Friday, June 13, 2014

THE SEED OF FALSITY IN ALL TRUTH

THE SEED OF FALSITY IN ALL TRUTH It is extremely dangerous to accept any statement as absolutely and simply true, however sound and unobjectionable it may appear to be. Napoleon, addressing the Conseil d’Etat said, “ My principal aim in the establishment of a teaching body is to have a means of directing political and moral opinion.” Taken simply, this defines the aim of any reasoned educational policy, in other words, any deliberately and rationally adopted educational policy. Any intelligent educator must admit that her or his purpose is to equip their students for a specific social order. To deny this would be hypocritical. But that aim taken absolutely and pursued consistently would produce human robots bereft of all will, all creativity, all initiative, all intelligence.

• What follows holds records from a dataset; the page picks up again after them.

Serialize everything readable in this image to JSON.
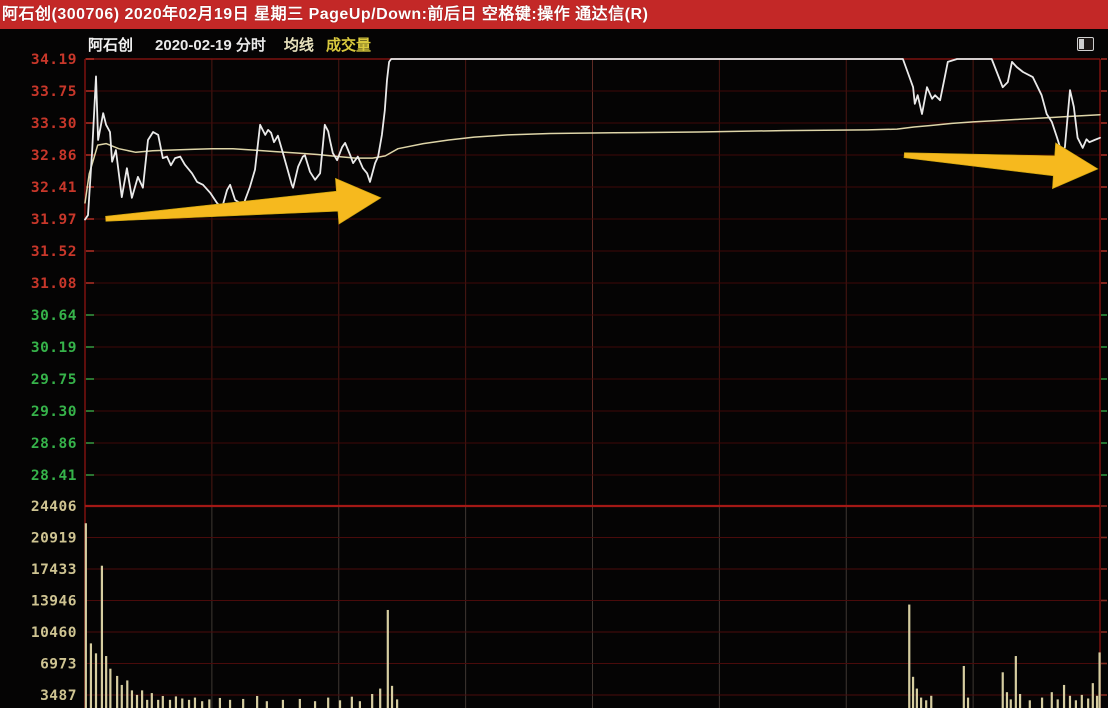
{
  "topbar": {
    "text": "阿石创(300706) 2020年02月19日 星期三 PageUp/Down:前后日 空格键:操作 通达信(R)",
    "bg_color": "#c32827"
  },
  "header": {
    "stock_name": "阿石创",
    "date_and_type": "2020-02-19 分时",
    "indicator_ma": "均线",
    "indicator_vol": "成交量"
  },
  "chart_data": {
    "type": "line",
    "title": "阿石创(300706) 2020-02-19 分时走势",
    "grid": true,
    "x_axis": {
      "minutes_total": 240,
      "gridline_every_minutes": 30
    },
    "price_axis": {
      "ticks": [
        "34.19",
        "33.75",
        "33.30",
        "32.86",
        "32.41",
        "31.97",
        "31.52",
        "31.08",
        "30.64",
        "30.19",
        "29.75",
        "29.30",
        "28.86",
        "28.41"
      ],
      "top_value": 34.19,
      "step": 0.4425,
      "prev_close": 31.08,
      "limit_up": 34.19,
      "color_above": "#c8372a",
      "color_close": "#e6e6e6",
      "color_below": "#36b34a"
    },
    "volume_axis": {
      "ticks": [
        24406,
        20919,
        17433,
        13946,
        10460,
        6973,
        3487
      ],
      "label_color": "#cfc492"
    },
    "series": [
      {
        "name": "price",
        "color": "#eaeaea",
        "points": [
          [
            0,
            31.97
          ],
          [
            0.7,
            32.03
          ],
          [
            1.7,
            32.93
          ],
          [
            2.6,
            33.95
          ],
          [
            3.1,
            33.07
          ],
          [
            4.3,
            33.44
          ],
          [
            5,
            33.28
          ],
          [
            5.9,
            33.18
          ],
          [
            6.4,
            32.77
          ],
          [
            7.3,
            32.93
          ],
          [
            8.7,
            32.28
          ],
          [
            9.9,
            32.68
          ],
          [
            11.1,
            32.27
          ],
          [
            12.5,
            32.56
          ],
          [
            13.7,
            32.41
          ],
          [
            14.9,
            33.07
          ],
          [
            16.1,
            33.18
          ],
          [
            17.3,
            33.14
          ],
          [
            18.4,
            32.82
          ],
          [
            19.4,
            32.84
          ],
          [
            20.3,
            32.72
          ],
          [
            21.3,
            32.82
          ],
          [
            22.5,
            32.84
          ],
          [
            23.6,
            32.73
          ],
          [
            25.3,
            32.61
          ],
          [
            26.5,
            32.49
          ],
          [
            27.9,
            32.45
          ],
          [
            29.6,
            32.34
          ],
          [
            31.2,
            32.2
          ],
          [
            32.4,
            32.13
          ],
          [
            33.6,
            32.38
          ],
          [
            34.3,
            32.45
          ],
          [
            35.5,
            32.24
          ],
          [
            36.6,
            32.2
          ],
          [
            37.4,
            32.17
          ],
          [
            39,
            32.42
          ],
          [
            40.2,
            32.66
          ],
          [
            41.4,
            33.28
          ],
          [
            42.6,
            33.14
          ],
          [
            43.3,
            33.21
          ],
          [
            44,
            33.17
          ],
          [
            44.7,
            33.04
          ],
          [
            45.6,
            33.13
          ],
          [
            46.8,
            32.89
          ],
          [
            47.8,
            32.68
          ],
          [
            48.9,
            32.45
          ],
          [
            49.2,
            32.41
          ],
          [
            50.4,
            32.7
          ],
          [
            51.5,
            32.84
          ],
          [
            52,
            32.86
          ],
          [
            53.2,
            32.63
          ],
          [
            54.4,
            32.52
          ],
          [
            55.6,
            32.61
          ],
          [
            56.3,
            33.03
          ],
          [
            56.7,
            33.28
          ],
          [
            57.5,
            33.19
          ],
          [
            57.9,
            33.07
          ],
          [
            58.6,
            32.89
          ],
          [
            59.6,
            32.79
          ],
          [
            60.8,
            32.97
          ],
          [
            61.5,
            33.03
          ],
          [
            62.7,
            32.86
          ],
          [
            63.4,
            32.75
          ],
          [
            64.5,
            32.84
          ],
          [
            65.7,
            32.68
          ],
          [
            66.7,
            32.61
          ],
          [
            67.4,
            32.49
          ],
          [
            68.6,
            32.75
          ],
          [
            69.3,
            32.84
          ],
          [
            70.2,
            33.14
          ],
          [
            70.9,
            33.48
          ],
          [
            71.4,
            33.9
          ],
          [
            71.9,
            34.15
          ],
          [
            72.4,
            34.19
          ],
          [
            193.4,
            34.19
          ],
          [
            195.8,
            33.8
          ],
          [
            196.2,
            33.57
          ],
          [
            196.9,
            33.69
          ],
          [
            197.9,
            33.43
          ],
          [
            199.1,
            33.8
          ],
          [
            200.3,
            33.64
          ],
          [
            201,
            33.69
          ],
          [
            202.2,
            33.62
          ],
          [
            203.3,
            33.94
          ],
          [
            204,
            34.15
          ],
          [
            206.2,
            34.19
          ],
          [
            214.4,
            34.19
          ],
          [
            215.6,
            34.01
          ],
          [
            217,
            33.8
          ],
          [
            218.2,
            33.87
          ],
          [
            219.2,
            34.15
          ],
          [
            220.3,
            34.08
          ],
          [
            221.8,
            34.01
          ],
          [
            224.1,
            33.94
          ],
          [
            226.2,
            33.69
          ],
          [
            227.4,
            33.43
          ],
          [
            228.6,
            33.32
          ],
          [
            229.8,
            33.11
          ],
          [
            231,
            32.89
          ],
          [
            231.7,
            32.97
          ],
          [
            232.9,
            33.76
          ],
          [
            233.8,
            33.53
          ],
          [
            234.7,
            33.1
          ],
          [
            235.9,
            32.96
          ],
          [
            236.8,
            33.08
          ],
          [
            237.5,
            33.04
          ],
          [
            238.7,
            33.07
          ],
          [
            240,
            33.1
          ]
        ]
      },
      {
        "name": "avg_price_vwap",
        "color": "#ded5a8",
        "points": [
          [
            0,
            32.2
          ],
          [
            1,
            32.6
          ],
          [
            3,
            33
          ],
          [
            5,
            33.02
          ],
          [
            8,
            32.95
          ],
          [
            12,
            32.9
          ],
          [
            16,
            32.92
          ],
          [
            20,
            32.93
          ],
          [
            25,
            32.94
          ],
          [
            30,
            32.95
          ],
          [
            35,
            32.95
          ],
          [
            40,
            32.93
          ],
          [
            45,
            32.91
          ],
          [
            50,
            32.89
          ],
          [
            55,
            32.87
          ],
          [
            60,
            32.84
          ],
          [
            64,
            32.82
          ],
          [
            68,
            32.82
          ],
          [
            71,
            32.85
          ],
          [
            74,
            32.95
          ],
          [
            80,
            33.02
          ],
          [
            86,
            33.07
          ],
          [
            92,
            33.11
          ],
          [
            100,
            33.14
          ],
          [
            110,
            33.16
          ],
          [
            125,
            33.17
          ],
          [
            145,
            33.18
          ],
          [
            165,
            33.2
          ],
          [
            185,
            33.21
          ],
          [
            192,
            33.22
          ],
          [
            196,
            33.25
          ],
          [
            200,
            33.27
          ],
          [
            205,
            33.3
          ],
          [
            210,
            33.32
          ],
          [
            216,
            33.34
          ],
          [
            222,
            33.36
          ],
          [
            228,
            33.38
          ],
          [
            234,
            33.4
          ],
          [
            240,
            33.42
          ]
        ]
      }
    ],
    "volume_bars": {
      "color": "#d6cda0",
      "points": [
        [
          0.2,
          22500
        ],
        [
          1.4,
          9200
        ],
        [
          2.6,
          8100
        ],
        [
          4,
          17800
        ],
        [
          5,
          7800
        ],
        [
          6,
          6400
        ],
        [
          7.6,
          5600
        ],
        [
          8.7,
          4600
        ],
        [
          10,
          5100
        ],
        [
          11.1,
          4000
        ],
        [
          12.3,
          3500
        ],
        [
          13.5,
          4000
        ],
        [
          14.7,
          2950
        ],
        [
          15.8,
          3700
        ],
        [
          17.3,
          2950
        ],
        [
          18.4,
          3380
        ],
        [
          20.1,
          2950
        ],
        [
          21.5,
          3330
        ],
        [
          23,
          3100
        ],
        [
          24.6,
          2950
        ],
        [
          26,
          3200
        ],
        [
          27.7,
          2800
        ],
        [
          29.4,
          3000
        ],
        [
          31.9,
          3160
        ],
        [
          34.3,
          2950
        ],
        [
          37.4,
          3050
        ],
        [
          40.7,
          3380
        ],
        [
          43,
          2800
        ],
        [
          46.8,
          2950
        ],
        [
          50.8,
          3050
        ],
        [
          54.4,
          2800
        ],
        [
          57.5,
          3200
        ],
        [
          60.3,
          2900
        ],
        [
          63.1,
          3300
        ],
        [
          65,
          2800
        ],
        [
          67.9,
          3600
        ],
        [
          69.8,
          4200
        ],
        [
          71.6,
          12900
        ],
        [
          72.6,
          4500
        ],
        [
          73.8,
          3000
        ],
        [
          194.9,
          13500
        ],
        [
          195.8,
          5500
        ],
        [
          196.7,
          4200
        ],
        [
          197.7,
          3200
        ],
        [
          198.9,
          2900
        ],
        [
          200.1,
          3400
        ],
        [
          207.8,
          6700
        ],
        [
          208.8,
          3200
        ],
        [
          217,
          6000
        ],
        [
          218,
          3800
        ],
        [
          218.9,
          3000
        ],
        [
          220.1,
          7800
        ],
        [
          221.1,
          3600
        ],
        [
          223.4,
          2900
        ],
        [
          226.3,
          3200
        ],
        [
          228.6,
          3800
        ],
        [
          230,
          3000
        ],
        [
          231.5,
          4600
        ],
        [
          232.9,
          3400
        ],
        [
          234.3,
          2900
        ],
        [
          235.7,
          3500
        ],
        [
          237.2,
          3100
        ],
        [
          238.3,
          4800
        ],
        [
          239.3,
          3400
        ],
        [
          239.9,
          8200
        ]
      ]
    },
    "annotations": [
      {
        "type": "arrow",
        "color": "#f6b91e",
        "from": {
          "minute": 4.9,
          "price": 31.98
        },
        "to": {
          "minute": 70,
          "price": 32.27
        }
      },
      {
        "type": "arrow",
        "color": "#f6b91e",
        "from": {
          "minute": 193.7,
          "price": 32.86
        },
        "to": {
          "minute": 239.5,
          "price": 32.67
        }
      }
    ]
  },
  "colors": {
    "grid_dark_red": "#3f0909",
    "grid_vol_red": "#4a0b0b",
    "grid_vertical": "#4c1712",
    "grid_vertical_vol": "#6e6258",
    "prev_close_line": "#8c1613",
    "border_red": "#7d120f",
    "separator_red": "#a31815"
  }
}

Indeed, Napoleon’s statement enunciates clearly and precisely the foundational principle of a fascist state. I am indebted for the quotation of Napoleon’s statement to William Heard Kilpatrick’s Source Book in the Philosophy of Education (1945) where that quotation is followed by some two pages devoted to Napoleon’s views and policies on education which fully confirm what I said about the foundation of fascism. I have diverged far and wide in commenting on this quotation, but the moral is simple: Any intelligible statement must in some sense be true, but taken absolutely reveals falsity hidden in its heart. Our guarantee of sanity is ceaseless Socratic demolition of seeming truth.